As a component of their government’s initiatives around STI (science, technology, and innovation), the Nelson Mandela Institute of Science and Technology is hosting a series of workshops on leadership & innovation. My bit is about entrepreneurial management and I’m planning to focus on rendering a relevant & actionable explanation lean principals.
By way of background, Tanzania is among the world’s poorest countries but ranks high on GDP growth (6%- see Wikipedia, World Bank, and World Factbook for figures). Relative to its peers, it’s a pretty good place to do business and improving. Agriculture is a big part of GDP and provides something like 80% of the country’s employment. In general, startups in Tanzania aren’t delivering a killer new iPhone app. They’re often looking at agriculture and the related topic of core infrastructure (power, roads, water, etc.). Retail and distribution are also popular. Example startup’s I’ve read about or talked about with my sponsors at the Global Knowledge Initiative are in areas like processing seed oil, producing cut flowers (for export), and providing innovative takes on low cost infrastructure (ex: solar-powered refrigeration and lighting). This report by UNIDO describes their work with female entrepreneurs in food processing, as does this profile on Kiva. I created my own micro portfolio of Tanzanian loans on Kiva to seek out more local texture (and because I’ve been meaning to for years, but, I’m sorry to say, had never gotten around to it).
You’re unlikely to read about any of these startup’s in the WSJ or TechCrunch, but they’re Tanzania’s bridge to a developed economy. It seems like a million years ago, but when I was in China in the mid-90’s ‘town and village enterprises‘, small local businesses, were the country’s economic dynamo. Fast forward and, well, it looks like it was a good thing. Acknowledging the gigantic differences between China and Tanzania, I think it’s well accepted that these small scale local businesses are a key pivot in Tanzania’s transition to economic self-sufficiency and growth.
How relevant are lean principals? For the small scale enterprise, scarcity and uncertainty are a long-standing fact of life.

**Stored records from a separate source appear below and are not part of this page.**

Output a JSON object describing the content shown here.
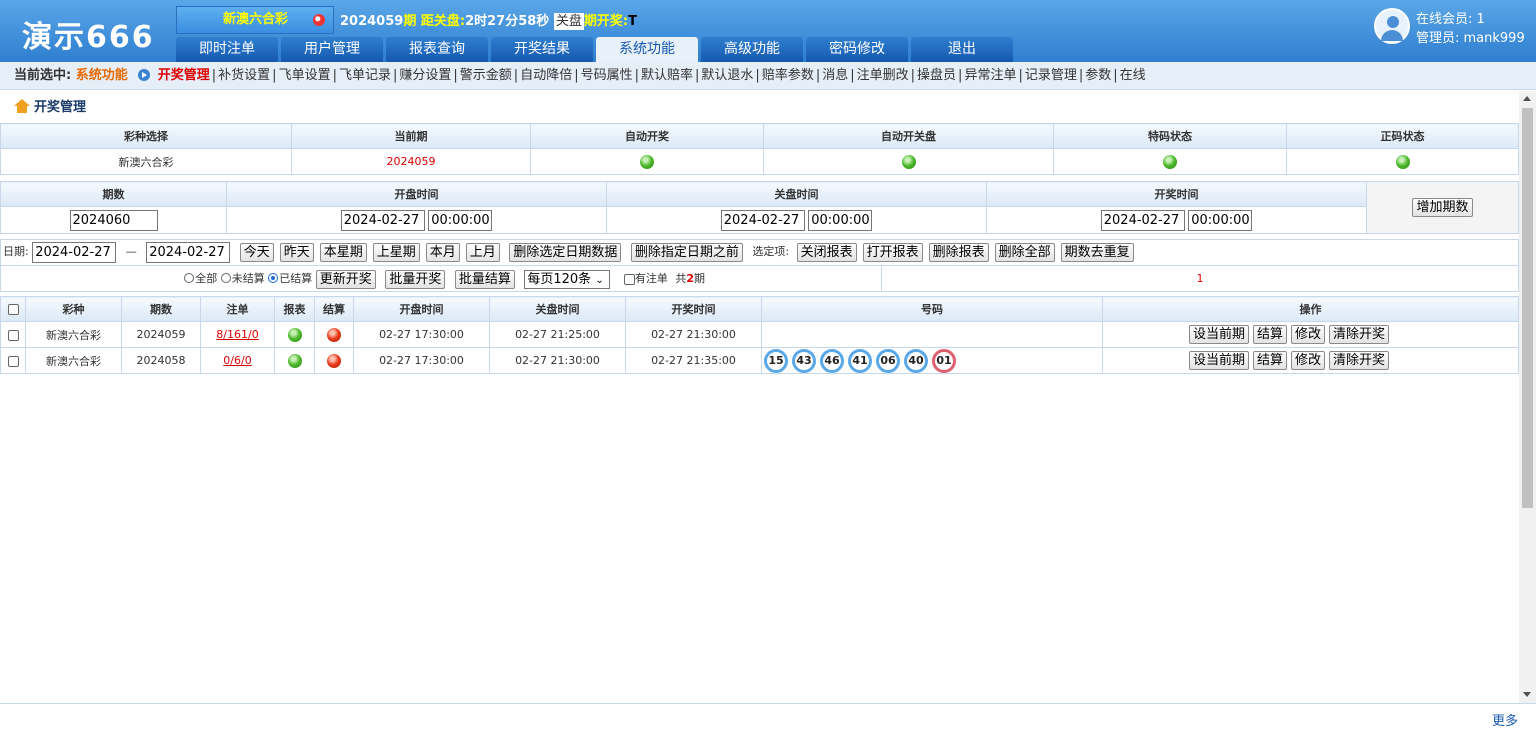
{
  "logo": "演示666",
  "header": {
    "lottery": "新澳六合彩",
    "period": "2024059",
    "period_suffix": "期",
    "countdown_label": "距关盘:",
    "countdown_value": "2时27分58秒",
    "close_label": "关盘",
    "draw_label": "期开奖:",
    "draw_value": "T"
  },
  "nav": {
    "tabs": [
      "即时注单",
      "用户管理",
      "报表查询",
      "开奖结果",
      "系统功能",
      "高级功能",
      "密码修改",
      "退出"
    ],
    "active_index": 4
  },
  "user": {
    "online": "在线会员: 1",
    "admin": "管理员: mank999"
  },
  "subnav": {
    "current_label": "当前选中:",
    "current_value": "系统功能",
    "active_item": "开奖管理",
    "items": [
      "补货设置",
      "飞单设置",
      "飞单记录",
      "赚分设置",
      "警示金额",
      "自动降倍",
      "号码属性",
      "默认赔率",
      "默认退水",
      "赔率参数",
      "消息",
      "注单删改",
      "操盘员",
      "异常注单",
      "记录管理",
      "参数",
      "在线"
    ]
  },
  "page_title": "开奖管理",
  "status_table": {
    "headers": [
      "彩种选择",
      "当前期",
      "自动开奖",
      "自动开关盘",
      "特码状态",
      "正码状态"
    ],
    "lottery": "新澳六合彩",
    "current_period": "2024059"
  },
  "period_table": {
    "headers": [
      "期数",
      "开盘时间",
      "关盘时间",
      "开奖时间"
    ],
    "period_value": "2024060",
    "open_date": "2024-02-27",
    "open_time": "00:00:00",
    "close_date": "2024-02-27",
    "close_time": "00:00:00",
    "draw_date": "2024-02-27",
    "draw_time": "00:00:00",
    "add_button": "增加期数"
  },
  "filter": {
    "date_label": "日期:",
    "date_from": "2024-02-27",
    "dash": "—",
    "date_to": "2024-02-27",
    "quick": [
      "今天",
      "昨天",
      "本星期",
      "上星期",
      "本月",
      "上月"
    ],
    "delete_range": "删除选定日期数据",
    "delete_before": "删除指定日期之前",
    "option_label": "选定项:",
    "actions": [
      "关闭报表",
      "打开报表",
      "删除报表",
      "删除全部",
      "期数去重复"
    ],
    "radio_all": "全部",
    "radio_unsettled": "未结算",
    "radio_settled": "已结算",
    "update_btn": "更新开奖",
    "batch_draw": "批量开奖",
    "batch_settle": "批量结算",
    "per_page": "每页120条",
    "has_bet": "有注单",
    "total_prefix": "共",
    "total_count": "2",
    "total_suffix": "期",
    "page_num": "1"
  },
  "results": {
    "headers": [
      "彩种",
      "期数",
      "注单",
      "报表",
      "结算",
      "开盘时间",
      "关盘时间",
      "开奖时间",
      "号码",
      "操作"
    ],
    "rows": [
      {
        "lottery": "新澳六合彩",
        "period": "2024059",
        "bets": "8/161/0",
        "open": "02-27 17:30:00",
        "close": "02-27 21:25:00",
        "draw": "02-27 21:30:00",
        "numbers": []
      },
      {
        "lottery": "新澳六合彩",
        "period": "2024058",
        "bets": "0/6/0",
        "open": "02-27 17:30:00",
        "close": "02-27 21:30:00",
        "draw": "02-27 21:35:00",
        "numbers": [
          "15",
          "43",
          "46",
          "41",
          "06",
          "40"
        ],
        "special": "01"
      }
    ],
    "row_actions": [
      "设当前期",
      "结算",
      "修改",
      "清除开奖"
    ]
  },
  "footer": {
    "more": "更多"
  },
  "colors": {
    "header_blue": "#2f7fd0",
    "accent_orange": "#e86a00",
    "alert_red": "#dd0000",
    "status_green": "#4cb82a",
    "status_red": "#e83a1a"
  }
}
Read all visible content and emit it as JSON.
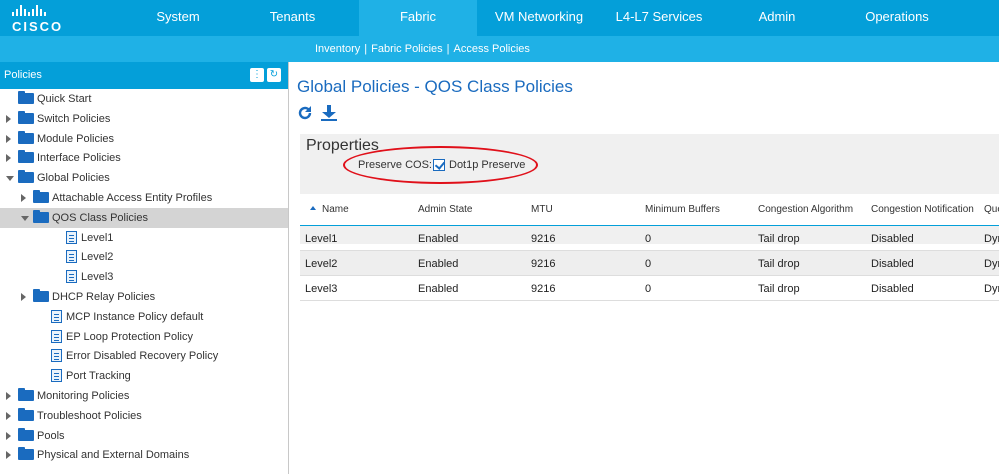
{
  "brand": {
    "logo_text": "CISCO"
  },
  "nav": {
    "items": [
      {
        "label": "System"
      },
      {
        "label": "Tenants"
      },
      {
        "label": "Fabric"
      },
      {
        "label": "VM Networking"
      },
      {
        "label": "L4-L7 Services"
      },
      {
        "label": "Admin"
      },
      {
        "label": "Operations"
      }
    ],
    "active": "Fabric"
  },
  "breadcrumb": [
    "Inventory",
    "Fabric Policies",
    "Access Policies"
  ],
  "left_panel": {
    "title": "Policies",
    "tree": [
      {
        "label": "Quick Start",
        "level": 0,
        "icon": "folder-icon",
        "arrow": "none"
      },
      {
        "label": "Switch Policies",
        "level": 0,
        "icon": "folder-icon",
        "arrow": "right"
      },
      {
        "label": "Module Policies",
        "level": 0,
        "icon": "folder-icon",
        "arrow": "right"
      },
      {
        "label": "Interface Policies",
        "level": 0,
        "icon": "folder-icon",
        "arrow": "right"
      },
      {
        "label": "Global Policies",
        "level": 0,
        "icon": "folder-icon",
        "arrow": "down"
      },
      {
        "label": "Attachable Access Entity Profiles",
        "level": 1,
        "icon": "folder-icon",
        "arrow": "right"
      },
      {
        "label": "QOS Class Policies",
        "level": 1,
        "icon": "folder-icon",
        "arrow": "down",
        "selected": true
      },
      {
        "label": "Level1",
        "level": 2,
        "icon": "policy-doc-icon",
        "arrow": "none"
      },
      {
        "label": "Level2",
        "level": 2,
        "icon": "policy-doc-icon",
        "arrow": "none"
      },
      {
        "label": "Level3",
        "level": 2,
        "icon": "policy-doc-icon",
        "arrow": "none"
      },
      {
        "label": "DHCP Relay Policies",
        "level": 1,
        "icon": "folder-icon",
        "arrow": "right"
      },
      {
        "label": "MCP Instance Policy default",
        "level": 1,
        "icon": "policy-doc-icon",
        "arrow": "none"
      },
      {
        "label": "EP Loop Protection Policy",
        "level": 1,
        "icon": "policy-doc-icon",
        "arrow": "none"
      },
      {
        "label": "Error Disabled Recovery Policy",
        "level": 1,
        "icon": "policy-doc-icon",
        "arrow": "none"
      },
      {
        "label": "Port Tracking",
        "level": 1,
        "icon": "policy-doc-icon",
        "arrow": "none"
      },
      {
        "label": "Monitoring Policies",
        "level": 0,
        "icon": "folder-icon",
        "arrow": "right"
      },
      {
        "label": "Troubleshoot Policies",
        "level": 0,
        "icon": "folder-icon",
        "arrow": "right"
      },
      {
        "label": "Pools",
        "level": 0,
        "icon": "folder-icon",
        "arrow": "right"
      },
      {
        "label": "Physical and External Domains",
        "level": 0,
        "icon": "folder-icon",
        "arrow": "right"
      }
    ]
  },
  "main": {
    "title": "Global Policies - QOS Class Policies",
    "toolbar": [
      "refresh-icon",
      "download-icon"
    ],
    "properties": {
      "title": "Properties",
      "preserve_cos_label": "Preserve COS:",
      "preserve_cos_option": "Dot1p Preserve",
      "preserve_cos_checked": true
    },
    "table": {
      "columns": [
        "Name",
        "Admin State",
        "MTU",
        "Minimum Buffers",
        "Congestion Algorithm",
        "Congestion Notification",
        "Que"
      ],
      "rows": [
        [
          "Level1",
          "Enabled",
          "9216",
          "0",
          "Tail drop",
          "Disabled",
          "Dyn"
        ],
        [
          "Level2",
          "Enabled",
          "9216",
          "0",
          "Tail drop",
          "Disabled",
          "Dyn"
        ],
        [
          "Level3",
          "Enabled",
          "9216",
          "0",
          "Tail drop",
          "Disabled",
          "Dyn"
        ]
      ]
    }
  },
  "colors": {
    "brand_blue": "#049fd9",
    "sub_blue": "#1fb1e6",
    "title_blue": "#1a6bbf",
    "annotation_red": "#e0101a"
  }
}
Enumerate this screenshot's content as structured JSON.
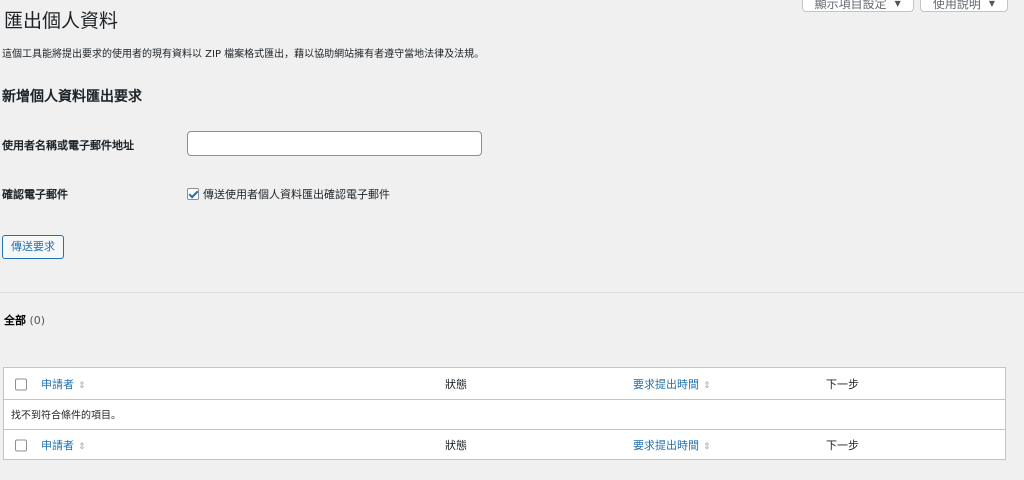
{
  "header": {
    "title": "匯出個人資料",
    "screen_options": "顯示項目設定",
    "help": "使用說明"
  },
  "intro_text": "這個工具能將提出要求的使用者的現有資料以 ZIP 檔案格式匯出，藉以協助網站擁有者遵守當地法律及法規。",
  "form": {
    "section_title": "新增個人資料匯出要求",
    "username_label": "使用者名稱或電子郵件地址",
    "username_value": "",
    "confirm_label": "確認電子郵件",
    "confirm_checkbox_label": "傳送使用者個人資料匯出確認電子郵件",
    "confirm_checked": true,
    "submit_label": "傳送要求"
  },
  "filters": {
    "all_label": "全部",
    "all_count": "(0)"
  },
  "table": {
    "columns": {
      "requester": "申請者",
      "status": "狀態",
      "requested": "要求提出時間",
      "next_steps": "下一步"
    },
    "empty_message": "找不到符合條件的項目。"
  },
  "icons": {
    "dropdown": "triangle-down-icon",
    "sort": "sort-arrows-icon",
    "check": "checkmark-icon"
  },
  "colors": {
    "link": "#2271b1",
    "background": "#f0f0f1",
    "panel": "#ffffff",
    "border": "#c3c4c7"
  }
}
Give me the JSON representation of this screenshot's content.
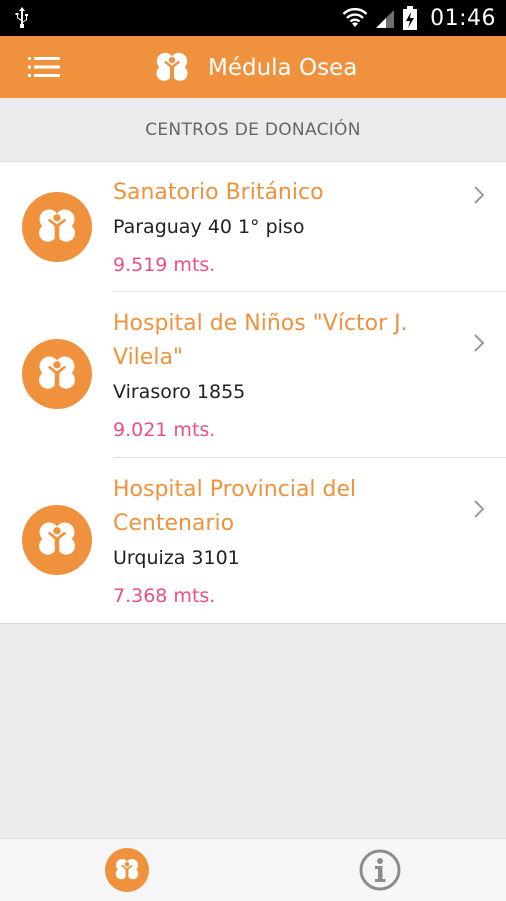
{
  "status_bar": {
    "time": "01:46"
  },
  "app_bar": {
    "title": "Médula Osea"
  },
  "section": {
    "title": "CENTROS DE DONACIÓN"
  },
  "centers": [
    {
      "name": "Sanatorio Británico",
      "address": "Paraguay 40 1° piso",
      "distance": "9.519 mts."
    },
    {
      "name": "Hospital de Niños \"Víctor J. Vilela\"",
      "address": "Virasoro 1855",
      "distance": "9.021 mts."
    },
    {
      "name": "Hospital Provincial del Centenario",
      "address": "Urquiza 3101",
      "distance": "7.368 mts."
    }
  ],
  "colors": {
    "primary": "#f0923d",
    "distance": "#ec4f83",
    "background": "#ebebed"
  },
  "icons": {
    "menu": "menu-icon",
    "brand": "clover-logo-icon",
    "chevron": "chevron-right-icon",
    "info": "info-icon"
  }
}
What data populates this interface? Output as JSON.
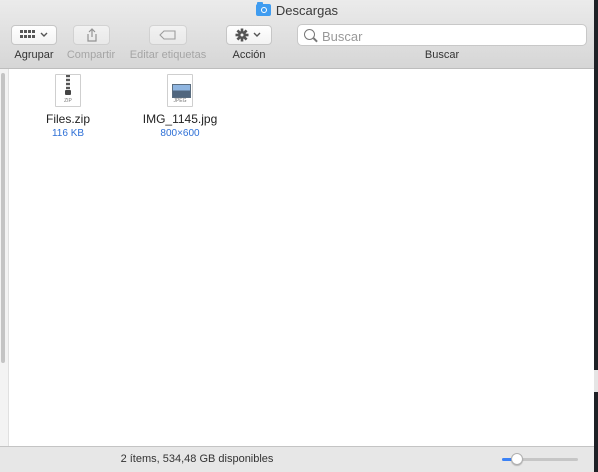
{
  "window": {
    "title": "Descargas"
  },
  "toolbar": {
    "group_label": "Agrupar",
    "share_label": "Compartir",
    "tags_label": "Editar etiquetas",
    "action_label": "Acción",
    "search_label": "Buscar"
  },
  "search": {
    "placeholder": "Buscar"
  },
  "files": [
    {
      "name": "Files.zip",
      "meta": "116 KB",
      "ext": "ZIP",
      "icon": "zip-file-icon"
    },
    {
      "name": "IMG_1145.jpg",
      "meta": "800×600",
      "ext": "JPEG",
      "icon": "jpeg-file-icon"
    }
  ],
  "status": {
    "text": "2 ítems, 534,48 GB disponibles"
  },
  "icon_size_slider": {
    "value": 0.14
  },
  "colors": {
    "accent": "#2d6fd6",
    "slider": "#3b82f6",
    "folder": "#3f9cf0"
  }
}
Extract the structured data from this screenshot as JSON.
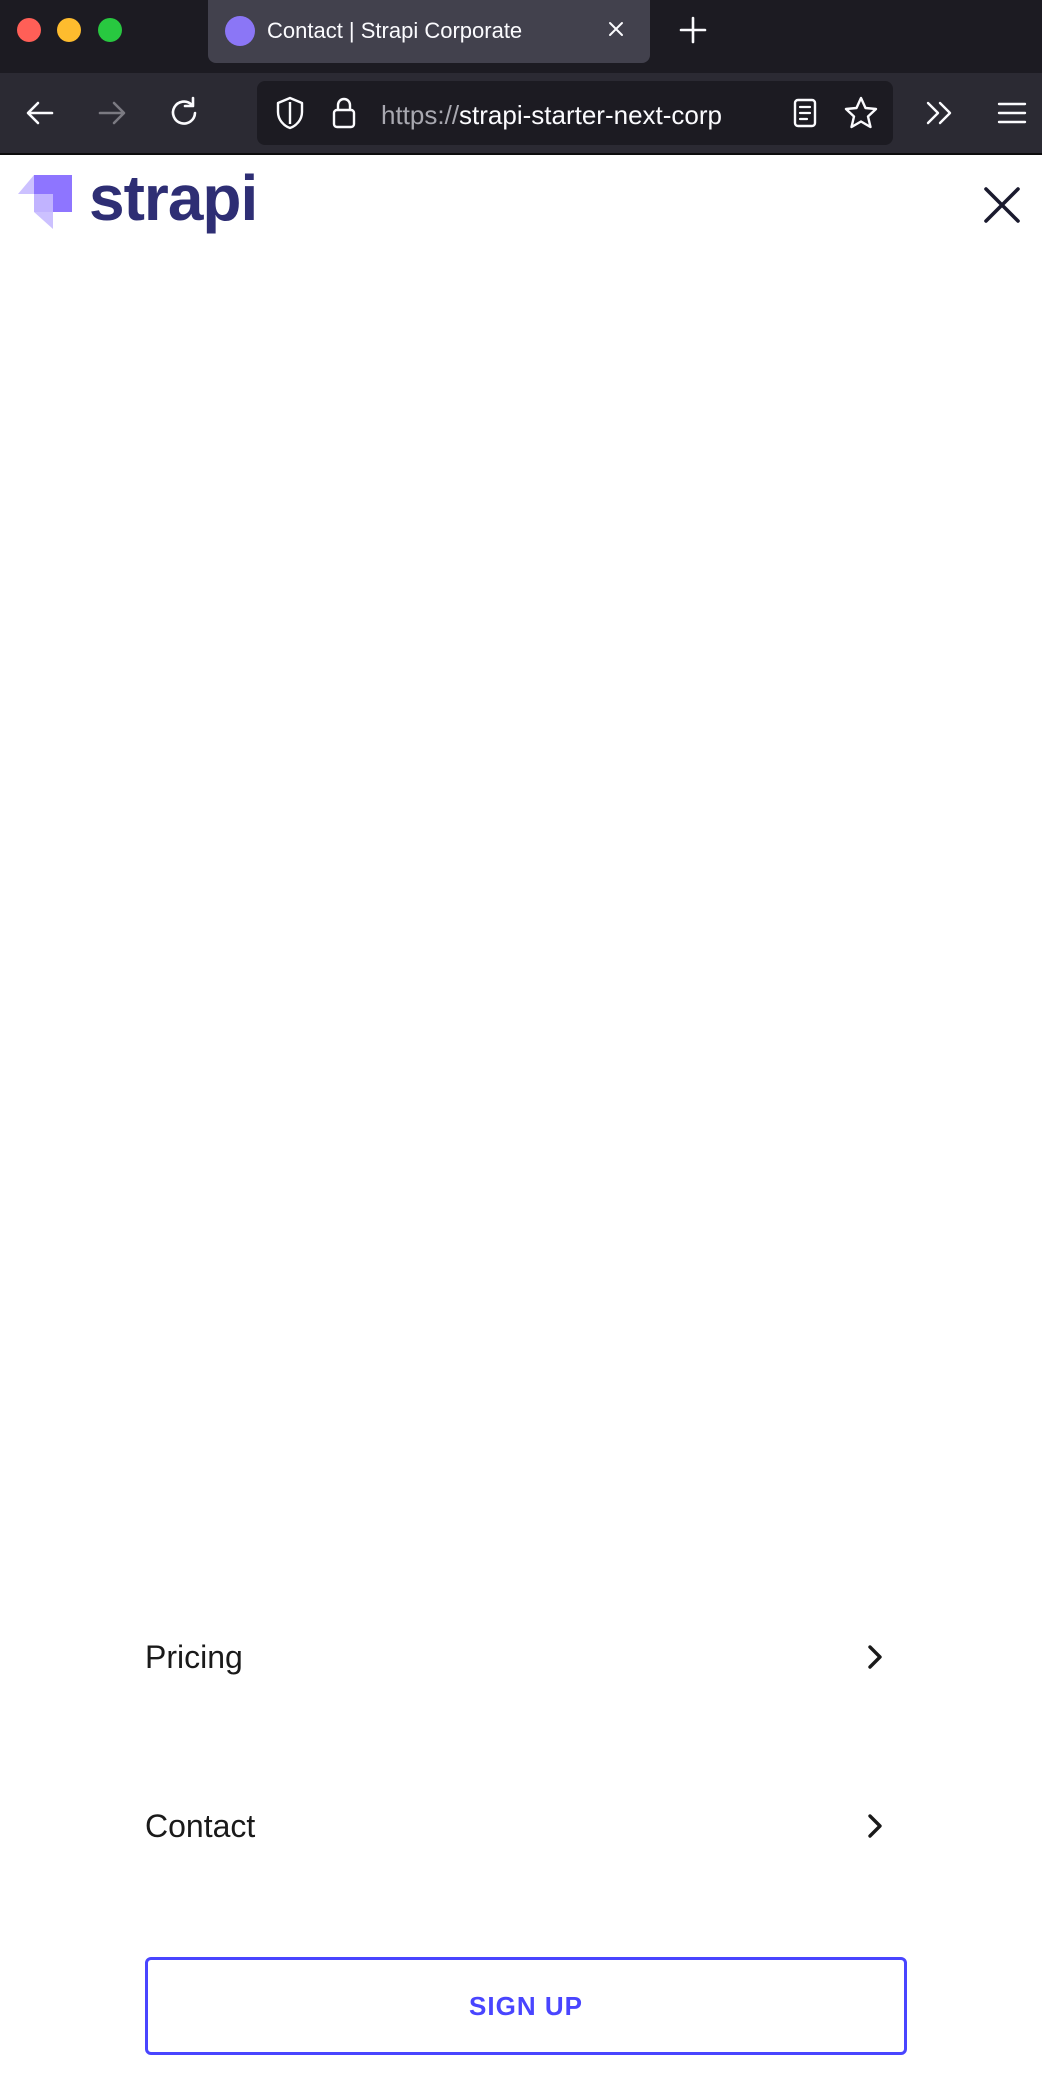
{
  "browser": {
    "tab_title": "Contact | Strapi Corporate",
    "url_scheme": "https://",
    "url_host": "strapi-starter-next-corp"
  },
  "icons": {
    "back": "arrow-left-icon",
    "forward": "arrow-right-icon",
    "reload": "reload-icon",
    "shield": "shield-icon",
    "lock": "lock-icon",
    "reader": "reader-view-icon",
    "bookmark": "star-icon",
    "overflow": "chevrons-right-icon",
    "app_menu": "hamburger-icon"
  },
  "site": {
    "logo_text": "strapi",
    "brand_color": "#4945ff",
    "logo_text_color": "#2e2e74"
  },
  "mobile_menu": {
    "items": [
      {
        "label": "Pricing"
      },
      {
        "label": "Contact"
      }
    ],
    "signup_label": "SIGN UP"
  }
}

Will the two person enterprise processing seed oil or baking bread hear about lean principals, understand them and find them relevant? In most cases, probably not, at least not in that form. But it’s the role of the folks at the Nelson Mandela AIST to help propagate this kind of innovation, with help from partners like GKI and UNESCO. For larger projects, I think the principals are readily applicable. For example, there are various NGO and state-funded research/office parks across Africa. Some are humming along, some are basically vacant. There isn’t an obvious, proven recipe for development and modernization in Tanzania and a lean, iterative, adaptive approach may be just the thing. In classic lean fashion, all I can really say is ‘we’ll see’.
Below are working version of my presentation:
I’ll also be posting a worksheet and recording of the delivered presentation.
All that’s the easy part. I’m just starting to work with my collaborators at GKI and the Nelson Mandela AIST. The next steps are the more challenging:
- Communicate the Materials Effectively
This isn’t as hard as the items that follow, but I am still learning about the audience.
- Complete a Successful Pilot Program
This is our first real discovery item. The idea is to successfully apply the principals to sample projects in business, government, and academia. Once we’ve seen those through, we’ll either persevere to the next step if they’re successful or assess what we’ve learned and pivot to a new approach.
- Replicate and Scale those Successes
Once we have a working recipe, we’ll look to scale it, finding beachheads in similar situations and industries.